I really looked outside the sport to figure out what was going on, and it’s a pretty treacherous world. And when you get a lot of money really fast, or get a lot of attention, or anything very quickly without really knowing what that was about, is potentially, you know, really destabilising. I wouldn't say there’s more pressure. I think there’s just simply a clearer defined path, and what you need to do to, you know, aim up to those responsibilities, both for yourself and the sponsor, and to the business of being a professional. My own style on a surfboard, well I’d say it’s... you know, in the earlier days, it was pretty kind of, this pretty raw and natural, and it grew into a fairly aggressive, athletic approach, and it was more what everyone was calling power-based surfing. I think that’s changed over time, for me; I couldn't kind of sustain that. I think, you know, physically I couldn't sustain it - it takes a lot of energy and takes a toll on the body. But I still like those little bursts of energy that kind of come naturally.

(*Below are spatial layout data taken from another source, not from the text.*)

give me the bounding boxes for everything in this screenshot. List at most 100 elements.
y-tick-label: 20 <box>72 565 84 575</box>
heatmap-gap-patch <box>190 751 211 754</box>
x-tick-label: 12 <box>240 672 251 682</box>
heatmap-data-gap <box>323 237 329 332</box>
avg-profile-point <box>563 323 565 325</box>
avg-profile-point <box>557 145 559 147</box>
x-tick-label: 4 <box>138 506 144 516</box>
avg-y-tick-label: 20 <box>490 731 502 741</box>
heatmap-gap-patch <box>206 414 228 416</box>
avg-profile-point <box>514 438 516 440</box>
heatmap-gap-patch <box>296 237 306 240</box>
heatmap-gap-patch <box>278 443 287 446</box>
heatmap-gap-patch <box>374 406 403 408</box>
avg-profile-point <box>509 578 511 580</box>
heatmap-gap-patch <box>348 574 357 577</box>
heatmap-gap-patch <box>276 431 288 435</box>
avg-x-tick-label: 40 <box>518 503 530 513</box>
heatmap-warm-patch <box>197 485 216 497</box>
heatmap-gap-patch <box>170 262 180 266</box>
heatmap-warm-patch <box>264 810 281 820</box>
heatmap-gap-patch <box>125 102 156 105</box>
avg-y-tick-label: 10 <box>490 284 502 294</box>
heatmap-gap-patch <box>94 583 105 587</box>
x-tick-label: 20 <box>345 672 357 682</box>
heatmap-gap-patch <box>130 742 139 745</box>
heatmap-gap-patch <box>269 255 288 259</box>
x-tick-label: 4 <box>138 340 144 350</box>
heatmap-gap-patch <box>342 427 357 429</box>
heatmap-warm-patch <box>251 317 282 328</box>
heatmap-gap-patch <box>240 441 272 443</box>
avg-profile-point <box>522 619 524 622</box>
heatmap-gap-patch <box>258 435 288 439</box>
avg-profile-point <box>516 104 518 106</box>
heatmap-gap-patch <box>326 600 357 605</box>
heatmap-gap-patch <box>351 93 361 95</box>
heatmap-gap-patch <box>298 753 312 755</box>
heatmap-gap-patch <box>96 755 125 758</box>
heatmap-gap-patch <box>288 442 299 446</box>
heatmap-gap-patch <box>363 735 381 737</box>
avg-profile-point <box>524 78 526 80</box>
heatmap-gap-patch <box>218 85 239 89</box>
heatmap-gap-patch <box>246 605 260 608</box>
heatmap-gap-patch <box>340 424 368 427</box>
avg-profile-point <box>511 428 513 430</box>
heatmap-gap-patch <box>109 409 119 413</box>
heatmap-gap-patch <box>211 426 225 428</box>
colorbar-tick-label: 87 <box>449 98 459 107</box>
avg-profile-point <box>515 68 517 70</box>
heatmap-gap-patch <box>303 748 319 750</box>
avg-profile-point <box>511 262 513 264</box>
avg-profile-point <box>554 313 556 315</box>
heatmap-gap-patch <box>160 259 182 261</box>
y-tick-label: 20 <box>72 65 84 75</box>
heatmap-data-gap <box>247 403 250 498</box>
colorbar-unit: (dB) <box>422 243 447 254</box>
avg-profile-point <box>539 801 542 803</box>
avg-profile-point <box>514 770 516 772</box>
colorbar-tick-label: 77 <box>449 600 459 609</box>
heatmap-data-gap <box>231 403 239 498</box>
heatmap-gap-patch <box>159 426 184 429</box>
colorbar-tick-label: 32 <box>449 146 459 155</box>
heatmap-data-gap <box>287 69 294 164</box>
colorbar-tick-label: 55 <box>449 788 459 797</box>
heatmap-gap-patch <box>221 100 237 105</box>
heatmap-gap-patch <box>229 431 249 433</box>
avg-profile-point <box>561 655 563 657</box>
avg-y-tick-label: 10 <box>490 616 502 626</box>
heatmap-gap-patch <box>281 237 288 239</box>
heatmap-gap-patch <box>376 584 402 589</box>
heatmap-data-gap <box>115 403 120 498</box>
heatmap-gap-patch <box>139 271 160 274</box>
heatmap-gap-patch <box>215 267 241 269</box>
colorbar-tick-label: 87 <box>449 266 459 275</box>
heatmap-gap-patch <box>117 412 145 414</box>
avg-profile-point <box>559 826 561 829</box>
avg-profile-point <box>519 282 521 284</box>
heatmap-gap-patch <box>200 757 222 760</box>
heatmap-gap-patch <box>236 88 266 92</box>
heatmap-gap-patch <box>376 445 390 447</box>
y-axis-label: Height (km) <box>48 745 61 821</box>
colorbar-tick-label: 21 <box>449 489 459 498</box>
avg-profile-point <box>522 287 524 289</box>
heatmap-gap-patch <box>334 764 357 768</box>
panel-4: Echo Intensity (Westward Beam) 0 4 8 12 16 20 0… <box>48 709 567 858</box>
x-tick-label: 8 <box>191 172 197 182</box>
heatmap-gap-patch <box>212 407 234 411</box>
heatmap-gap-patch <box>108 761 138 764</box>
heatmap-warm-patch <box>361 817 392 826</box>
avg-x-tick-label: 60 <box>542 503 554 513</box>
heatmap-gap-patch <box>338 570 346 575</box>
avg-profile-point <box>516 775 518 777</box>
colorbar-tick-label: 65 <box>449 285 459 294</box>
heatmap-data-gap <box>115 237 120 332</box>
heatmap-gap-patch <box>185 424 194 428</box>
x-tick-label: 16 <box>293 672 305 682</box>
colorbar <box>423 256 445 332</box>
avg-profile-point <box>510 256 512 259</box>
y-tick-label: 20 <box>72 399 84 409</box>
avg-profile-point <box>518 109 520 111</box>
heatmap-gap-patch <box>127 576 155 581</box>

Oh, gosh, another sort of default mechanism in surfing for me was to, you know, keep challenging myself. And still, you know, I had no idea this was going to turn out like this; I didn't really plan that, "Yeah, I’m going to be doing storm surfers; yeah, I’m going to be riding big waves; yeah, I’m going to be going exploring these crazy on the edge of the continent that big waves form on that no one has ever ridden or tried to ride," and I was stupid enough to ride them. So there’s a lot going on. Riding a wave is... one of those wonderful things in life for me, is that once I’m on a wave, I can’t hear music, I can’t hardly hear the person yelling from the side of the wave, going, "Yeah." You can hardly hear anyone, because it’s taking up all my attention. And I’m attending to a moving surface that’s changing all the time; so I’m responding with this thing underneath my feet that I've got to know. I’m going to know this thing’s second nature; I can’t be thinking about it. Go, "Oh, well that’s that, and that’s that." I won’t be thinking like that. And I guess at that point, we feel more alive than ever; and we can either... yeah, you know, we’re right on the edge with being alive, you know.